|(Photo by Majdi Fathi/NurPhoto) --- |
Image by © Majdi Fathi/NurPhoto/Corbis
18 November '15..
In recent weeks, the publication of Daniel Polisar's study of Palestinian public opinion published by Mosaic magazine has been a subject of intense debate. His thesis demonstrating the overwhelming support among Palestinians for violence against Jews and the belief that Israel should be destroyed ought to be a game changer in discussions about peace in the Middle East. Yet predictably left-wingers who prefer fantasy to reality have sought to discredit his work by claiming he was wrongly painting Palestinians as “irrational animals.” Polisar eviscerated that specious and utterly false argument published in the Forward, so there’s no need for further comment about his critics here. But those with lingering doubts about the subject would do well to read the feature published in the Sunday New York Times that provides a useful addendum to the discussion. In it, the Times paints a not entirely unsympathetic portrait of Al Aqsa TV, the broadcast outlet of the Hamas terrorist group in Gaza. While the article has a bizarre, upbeat tone, it also makes it clear that one of the leading outlets of Palestinian popular culture reflects exactly the same spirit of support for violence and delegitimization of Israel that Polisar’s study revealed.
The article, written by the paper’s stringers in Gaza rather than anyone associated with its Jerusalem bureau, portrays life at the station where on-air personalities encourage Palestinians to go out stab, shoot, or blow up as many Jews as they can find. Of course, this advice is couched in the language of “resistance” in which such activities are depicted as “fighting the ‘occupation’” rather than bloodthirsty murder of random Jews. Indeed, the article never actually comes clean about Hamas ideology which views all of Israel — the parts inside the 1967 lines as well as Jerusalem and the West Bank — as occupied territory and that any Jews, man, women or child, soldier or civilian, is a fair game for murder. But it does give a sense of the purpose of the station’s programming, albeit from an insider’s view.
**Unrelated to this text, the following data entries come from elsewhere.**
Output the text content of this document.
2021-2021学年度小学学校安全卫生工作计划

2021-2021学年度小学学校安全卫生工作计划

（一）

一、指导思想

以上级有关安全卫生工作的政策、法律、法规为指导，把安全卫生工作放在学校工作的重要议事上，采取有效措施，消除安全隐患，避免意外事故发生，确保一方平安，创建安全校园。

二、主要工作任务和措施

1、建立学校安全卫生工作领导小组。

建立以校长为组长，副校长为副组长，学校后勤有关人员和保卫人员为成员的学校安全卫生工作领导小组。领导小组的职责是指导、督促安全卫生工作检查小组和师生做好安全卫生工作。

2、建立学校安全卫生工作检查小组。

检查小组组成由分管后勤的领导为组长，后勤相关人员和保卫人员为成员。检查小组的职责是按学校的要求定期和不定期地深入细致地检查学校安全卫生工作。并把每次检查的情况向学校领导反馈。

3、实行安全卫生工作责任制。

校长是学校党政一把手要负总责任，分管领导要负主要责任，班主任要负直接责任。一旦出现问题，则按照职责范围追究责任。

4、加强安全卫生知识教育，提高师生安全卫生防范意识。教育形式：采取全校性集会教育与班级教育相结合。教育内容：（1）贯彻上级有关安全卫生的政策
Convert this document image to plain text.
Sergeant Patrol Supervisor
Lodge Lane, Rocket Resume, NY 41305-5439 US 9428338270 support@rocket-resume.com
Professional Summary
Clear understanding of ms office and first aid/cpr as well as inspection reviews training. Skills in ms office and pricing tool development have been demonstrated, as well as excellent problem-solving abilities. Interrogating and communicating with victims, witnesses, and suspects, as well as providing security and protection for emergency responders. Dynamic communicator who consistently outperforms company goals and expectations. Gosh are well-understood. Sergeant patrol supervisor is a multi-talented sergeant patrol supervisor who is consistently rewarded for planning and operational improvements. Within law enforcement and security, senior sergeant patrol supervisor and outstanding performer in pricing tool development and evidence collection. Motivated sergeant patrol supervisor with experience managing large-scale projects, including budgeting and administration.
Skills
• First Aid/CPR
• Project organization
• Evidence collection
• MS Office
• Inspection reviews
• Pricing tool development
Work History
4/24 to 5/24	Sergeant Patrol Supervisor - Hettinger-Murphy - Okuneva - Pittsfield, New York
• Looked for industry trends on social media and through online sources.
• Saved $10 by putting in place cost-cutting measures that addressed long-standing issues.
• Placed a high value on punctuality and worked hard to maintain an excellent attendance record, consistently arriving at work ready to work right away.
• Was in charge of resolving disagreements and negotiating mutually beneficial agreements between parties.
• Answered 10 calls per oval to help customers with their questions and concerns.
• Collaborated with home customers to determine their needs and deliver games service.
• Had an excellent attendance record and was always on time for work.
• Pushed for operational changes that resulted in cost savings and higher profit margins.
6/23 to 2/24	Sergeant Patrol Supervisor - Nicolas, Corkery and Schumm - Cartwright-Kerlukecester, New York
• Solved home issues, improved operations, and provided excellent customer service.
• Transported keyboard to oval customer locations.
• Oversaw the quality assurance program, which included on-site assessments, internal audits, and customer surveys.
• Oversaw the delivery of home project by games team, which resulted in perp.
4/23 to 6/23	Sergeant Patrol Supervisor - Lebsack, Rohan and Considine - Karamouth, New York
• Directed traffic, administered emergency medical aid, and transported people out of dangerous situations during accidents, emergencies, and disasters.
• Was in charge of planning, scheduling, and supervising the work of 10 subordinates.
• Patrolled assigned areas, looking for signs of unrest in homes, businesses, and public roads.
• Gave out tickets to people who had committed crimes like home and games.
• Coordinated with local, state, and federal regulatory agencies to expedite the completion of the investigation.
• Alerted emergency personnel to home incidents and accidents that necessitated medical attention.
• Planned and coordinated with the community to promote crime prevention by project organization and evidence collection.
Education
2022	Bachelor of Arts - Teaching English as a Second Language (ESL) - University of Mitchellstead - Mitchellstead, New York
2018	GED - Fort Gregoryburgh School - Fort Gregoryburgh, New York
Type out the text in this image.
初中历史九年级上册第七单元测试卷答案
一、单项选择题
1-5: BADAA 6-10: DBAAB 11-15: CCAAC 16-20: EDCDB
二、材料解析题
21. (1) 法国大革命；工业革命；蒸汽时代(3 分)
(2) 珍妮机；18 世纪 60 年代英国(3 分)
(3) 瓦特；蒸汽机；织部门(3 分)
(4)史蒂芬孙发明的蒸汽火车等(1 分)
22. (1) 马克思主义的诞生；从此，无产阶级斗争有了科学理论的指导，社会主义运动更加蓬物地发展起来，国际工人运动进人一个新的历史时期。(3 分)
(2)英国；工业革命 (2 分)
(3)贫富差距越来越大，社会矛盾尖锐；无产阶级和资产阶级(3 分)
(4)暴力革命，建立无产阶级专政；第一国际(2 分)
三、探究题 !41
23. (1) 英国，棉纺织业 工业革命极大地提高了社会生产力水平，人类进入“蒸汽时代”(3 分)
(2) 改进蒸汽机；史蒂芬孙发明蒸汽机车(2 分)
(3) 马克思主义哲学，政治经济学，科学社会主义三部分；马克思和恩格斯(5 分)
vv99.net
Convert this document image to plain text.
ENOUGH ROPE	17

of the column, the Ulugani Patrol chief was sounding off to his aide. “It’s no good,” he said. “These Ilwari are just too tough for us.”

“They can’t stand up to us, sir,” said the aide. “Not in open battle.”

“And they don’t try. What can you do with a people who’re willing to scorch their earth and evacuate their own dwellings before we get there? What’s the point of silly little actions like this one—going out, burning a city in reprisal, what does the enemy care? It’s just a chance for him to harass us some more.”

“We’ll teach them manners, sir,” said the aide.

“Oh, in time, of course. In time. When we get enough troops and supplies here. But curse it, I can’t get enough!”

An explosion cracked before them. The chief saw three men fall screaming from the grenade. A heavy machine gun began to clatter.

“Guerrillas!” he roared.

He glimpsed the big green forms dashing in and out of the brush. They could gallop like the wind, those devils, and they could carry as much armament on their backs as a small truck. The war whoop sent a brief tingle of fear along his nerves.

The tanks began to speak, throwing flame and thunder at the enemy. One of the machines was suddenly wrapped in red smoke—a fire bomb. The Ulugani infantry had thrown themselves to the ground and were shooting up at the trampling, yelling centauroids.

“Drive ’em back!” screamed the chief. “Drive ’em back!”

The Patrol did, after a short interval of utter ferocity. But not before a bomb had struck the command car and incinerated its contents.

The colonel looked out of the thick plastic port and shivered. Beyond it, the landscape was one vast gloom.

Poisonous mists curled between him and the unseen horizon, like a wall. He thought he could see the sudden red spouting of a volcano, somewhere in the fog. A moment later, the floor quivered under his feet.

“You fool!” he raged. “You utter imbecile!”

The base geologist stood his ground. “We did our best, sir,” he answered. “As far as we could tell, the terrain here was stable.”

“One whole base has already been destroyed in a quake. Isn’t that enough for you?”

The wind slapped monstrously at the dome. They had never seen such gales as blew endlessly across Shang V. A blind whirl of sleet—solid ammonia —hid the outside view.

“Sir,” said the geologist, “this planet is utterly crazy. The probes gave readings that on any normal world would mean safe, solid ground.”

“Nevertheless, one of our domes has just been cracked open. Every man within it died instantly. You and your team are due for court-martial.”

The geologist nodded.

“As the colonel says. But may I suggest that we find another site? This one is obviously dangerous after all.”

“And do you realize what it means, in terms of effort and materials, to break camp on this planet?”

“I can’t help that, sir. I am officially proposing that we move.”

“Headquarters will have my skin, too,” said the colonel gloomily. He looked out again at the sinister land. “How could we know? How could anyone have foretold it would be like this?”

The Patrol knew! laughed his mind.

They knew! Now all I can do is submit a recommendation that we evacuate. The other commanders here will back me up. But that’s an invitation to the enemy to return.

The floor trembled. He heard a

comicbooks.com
In perhaps the most telling line, it says that one of the station’s presenters was so moved by a “foot-stomping” song encouraging mayhem against Jews that he joked about being “worried about stabbings in the studios.” The humor of the situation in which station personnel say their content is so inflammatory that Palestinians present might not wait to see a Jew to start the violence may be lost on some but we get the point.
While, as the article notes, Aqsa TV is not as popular as the official Palestinian Authority station operating in the West Bank, like its Hamas sponsors, its influence is growing. Moreover, as much as the Times discusses the station’s content it does pull its punches a bit by claiming that Aqsa TV has toned down some of its content through its social media and the weekly Friday sermons it broadcasts were actually far more hateful than the regular shows.
But you don’t have to take the Times’s word for it. If you go to the Memri.org media monitoring website, you can watch a selection of the station’s greatest hits in which viewers are told that the Jews are Nazis, that they should plunge their knives into the Jews and even get a lecture from an expert on the Quran who insists that the Muslim holy text approves of the murder of Jewish women and children while another cleric says not a single Jew will eventually be left alive in the land.
Though Hamas may be more radical than the Fatah Party that runs the West Bank, a look at the Palestine Media Watch site shows that it runs a fair share of incitement to terrorism as well.
True to form, the Times does attempt to draw some moral equivalence in which it says there is incitement on both sides. But the best it can do there is to claim there was a game for children in which players were asked to defend themselves against terrorists and to kill attackers with knives and guns that ran on the website of a right-wing radio station before being pulled. But the attempt to claim both sides are doing it falls flat when you realize that the equivalents of PA TV and Aqsa TV for Israelis never run incitement and, in fact, places where advocates of peace and concessions are more easily found than supporters of Prime Minister Netanyahu.
But that brings us back to Polisar’s thesis. The real obstacle to peace remains a Palestinian political and popular culture that glorifies violence against Jews and views Israel as a temporary indignity Palestinians must suffer that will eventually disappear. Palestinians think this way not just because they have those messages drummed into them by their media but also because the struggle against a Jewish state within any boundaries is inextricably tied to their sense of national identity. As one female viewer quoted in the Times said of Aqsa TV, its talk and music extolling terror make her feel “very nationalistic.” A nation that conceives of itself in such terms is not only unready for peace but is incapable of even considering it.
Most Israelis understand that the truth about the Palestinian neighbors requires them to give up hopes for an end to the conflict any time soon. But telling the truth about the Palestinians is widely resented by those that want desperately to believe that Israel can magically create peace on its own. But so long as the Palestinians are tapping their feet to songs about slaughter and cheering terror TV, peace is nowhere in sight.